America's Monumental Dinosaur Site
For the first time in years, visitors can once again see the nation's most productive Jurassic park
- By Brian Switek
- Smithsonian.com, May 31, 2012, Subscribe
(Page 2 of 2)
The tracks were most likely made by therapsids, archaic forerunners of mammals. The creatures were covered with fur and had teeth in a variety of different shapes, characteristics that set therapsids apart from reptiles. The creatures shuffled up and down massive sand dunes during a time when the area looked like the Gobi Desert. The fact that so many small creatures left tracks hints at the ancient ecology—they could not have survived in a totally dry desert. “There’s a good possibility there was some kind of water nearby” in the form of a lake or other oasis, Engelmann said. Since the slab is far too large to extract, Chure and Engelmann plan to pour latex over the rock and make a peel of all the tiny footprints to study how the hairy little critters moved around.
During the time that therapsids were skittering over ancient dunes, a group of more than 20 predatory theropod dinosaurs died during a drought. If they had held out a little longer they might have survived, for water soon covered their bodies, and their carcasses become preserved in a temporary pond. Three years ago, on the last day of the summer field season, Chure and Engelmann found the theropod bones just outside the park boundary and, with their Brigham Young University (BYU) colleague Brooks Britt, collected as many bits and pieces as possible.

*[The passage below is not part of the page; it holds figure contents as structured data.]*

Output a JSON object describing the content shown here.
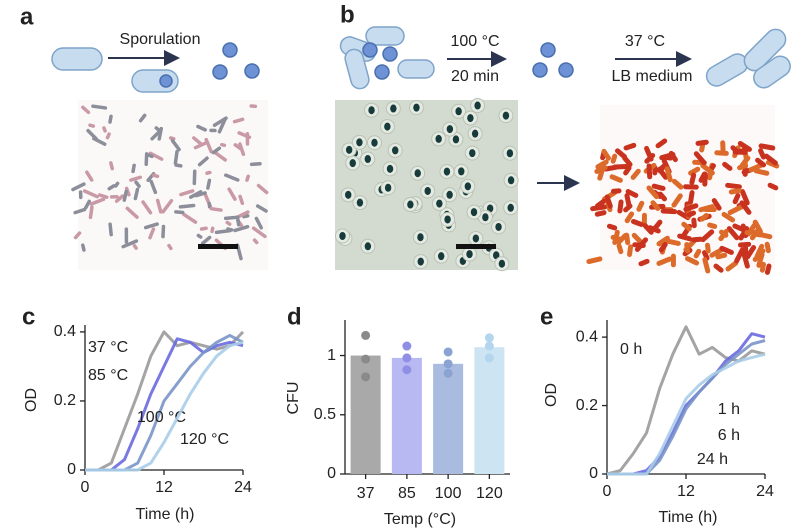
{
  "panels": {
    "labels": [
      "a",
      "b",
      "c",
      "d",
      "e"
    ],
    "a": {
      "step": "Sporulation"
    },
    "b": {
      "heat": "100 °C",
      "duration": "20 min",
      "growth_temp": "37 °C",
      "medium": "LB medium"
    }
  },
  "chart_data": [
    {
      "type": "line",
      "ylabel": "OD",
      "xlabel": "Time (h)",
      "x": [
        0,
        2,
        4,
        6,
        8,
        10,
        12,
        14,
        16,
        18,
        20,
        22,
        24
      ],
      "xlim": [
        0,
        24
      ],
      "xticks": [
        0,
        12,
        24
      ],
      "ylim": [
        0,
        0.42
      ],
      "yticks": [
        0,
        0.2,
        0.4
      ],
      "series": [
        {
          "name": "37 °C",
          "color": "#9a9a9a",
          "values": [
            0,
            0,
            0.02,
            0.12,
            0.22,
            0.33,
            0.4,
            0.36,
            0.37,
            0.36,
            0.35,
            0.36,
            0.4
          ]
        },
        {
          "name": "85 °C",
          "color": "#6a6ae0",
          "values": [
            0,
            0,
            0,
            0.03,
            0.12,
            0.22,
            0.3,
            0.38,
            0.37,
            0.34,
            0.36,
            0.37,
            0.36
          ]
        },
        {
          "name": "100 °C",
          "color": "#7a95c8",
          "values": [
            0,
            0,
            0,
            0,
            0.02,
            0.1,
            0.2,
            0.25,
            0.3,
            0.34,
            0.37,
            0.39,
            0.37
          ]
        },
        {
          "name": "120 °C",
          "color": "#a8cde8",
          "values": [
            0,
            0,
            0,
            0,
            0,
            0.02,
            0.08,
            0.15,
            0.22,
            0.28,
            0.33,
            0.36,
            0.37
          ]
        }
      ]
    },
    {
      "type": "bar",
      "ylabel": "CFU",
      "xlabel": "Temp (°C)",
      "categories": [
        "37",
        "85",
        "100",
        "120"
      ],
      "values": [
        1.0,
        0.98,
        0.93,
        1.07
      ],
      "colors": [
        "#a9a9a9",
        "#b8b8f2",
        "#a9bbdf",
        "#cde4f3"
      ],
      "point_colors": [
        "#8a8a8a",
        "#8f8fe6",
        "#8aa3d3",
        "#b3d6ee"
      ],
      "replicates": [
        [
          1.17,
          0.97,
          0.82
        ],
        [
          1.08,
          0.98,
          0.88
        ],
        [
          1.03,
          0.93,
          0.85
        ],
        [
          1.15,
          1.08,
          0.98
        ]
      ],
      "ylim": [
        0,
        1.3
      ],
      "yticks": [
        0,
        0.5,
        1
      ]
    },
    {
      "type": "line",
      "ylabel": "OD",
      "xlabel": "Time (h)",
      "x": [
        0,
        2,
        4,
        6,
        8,
        10,
        12,
        14,
        16,
        18,
        20,
        22,
        24
      ],
      "xlim": [
        0,
        24
      ],
      "xticks": [
        0,
        12,
        24
      ],
      "ylim": [
        0,
        0.45
      ],
      "yticks": [
        0,
        0.2,
        0.4
      ],
      "series": [
        {
          "name": "0 h",
          "color": "#9a9a9a",
          "values": [
            0,
            0.01,
            0.06,
            0.12,
            0.25,
            0.35,
            0.43,
            0.35,
            0.37,
            0.34,
            0.33,
            0.36,
            0.35
          ]
        },
        {
          "name": "1 h",
          "color": "#6a6ae0",
          "values": [
            0,
            0,
            0,
            0.01,
            0.05,
            0.12,
            0.2,
            0.24,
            0.28,
            0.33,
            0.36,
            0.41,
            0.4
          ]
        },
        {
          "name": "6 h",
          "color": "#7a95c8",
          "values": [
            0,
            0,
            0,
            0,
            0.04,
            0.11,
            0.19,
            0.24,
            0.28,
            0.32,
            0.35,
            0.38,
            0.39
          ]
        },
        {
          "name": "24 h",
          "color": "#a8cde8",
          "values": [
            0,
            0,
            0,
            0,
            0.06,
            0.14,
            0.22,
            0.26,
            0.29,
            0.31,
            0.33,
            0.34,
            0.35
          ]
        }
      ]
    }
  ]
}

I saw the bones laid out on the dusty laboratory tables of BYU’s Museum of Paleontology. The whine of air-powered tools and the sound of rock being scraped from bone filled dusty workspace. The startlingly white bones looked as if they had come from a recently deceased animal, but a closer look guided by Chure and Engelmann left no doubt that these were the petrified remains of juvenile dinosaurs. Bits of skull set with recurved teeth, hollow bones, and even a prehistoric wishbone or two were clues that a group of slender predatory dinosaurs had died and gone to pieces in the same place. “You can count the number of fossil vertebrates from [early Jurassic] deposits on one hand, and not all of that hand,” Chure said. “This is the biggest Early Jurassic theropod collection in the Western Hemisphere, possibly the world.” Britt chimed in: “It’s a gold mine!”
This dinosaur species still lacks a name, though Britt, Chure and Engelmann believe it is closely related to a more recent theropod called Coelophysis. These gracile dinosaurs had narrow, triangular heads, long necks and lightly built bodies that stretched about 10 feet long. Based on how often they are found together, Coelophysis likely traveled in groups. No complete, articulated skeletons of the new species have been found, but the state of their bones suggests how they died. Given the arid habitat and the fact the juvenile animals often die in droughts today, the working hypothesis is that the dinosaurs died of thirst and their bodies were preserved when water covered their bones. Their bodies sat in a temporary pool for long enough that the skeletons fell apart. The bones are well preserved, hinting that the dinosaurs died shortly before the return of the rains they so desperately needed.
Tucked away in other drawers at the BYU lab are four skulls, ranging from nearly complete to little more than a set of dinosaur “dentures,” or snout and teeth, from a 104-million-year-old sauropod dinosaur recently discovered at the monument. Named Abydosaurus mcintoshi, this dinosaur is helping fill in a gap in dinosaur history that has long frustrated paleontologists. For many years it seemed that the great long-necked sauropods went into a decline in North America about 145 million years ago, but Abydosaurus shows that these dinosaurs were still thriving in North America for much longer. And there is more left in the rock. With some carefully placed explosives, Chure and Britt hope to clear off an even larger exposure of the bonebed where Abydosaurus rests.
I'm glad the outdated, crumbling dinosaurs still stand along the road outside the park. The poor creatures are a baseline for dinosaurs as we used to know them—a historical remnant that shows us just how dramatically our understanding of these magnificent creatures has changed. Dinosaurs were not stupid, drab creatures destined for extinction (or to advertise hotel swimming pools). They were fantastic, vibrant animals whose avian descendants remain among us today. Through the beautiful swaths of geologic time exposed at Dinosaur National Monument, preserved thanks to Douglass' dream, we can gain a few glimpses into just how magnificent the Age of Dinosaurs truly was.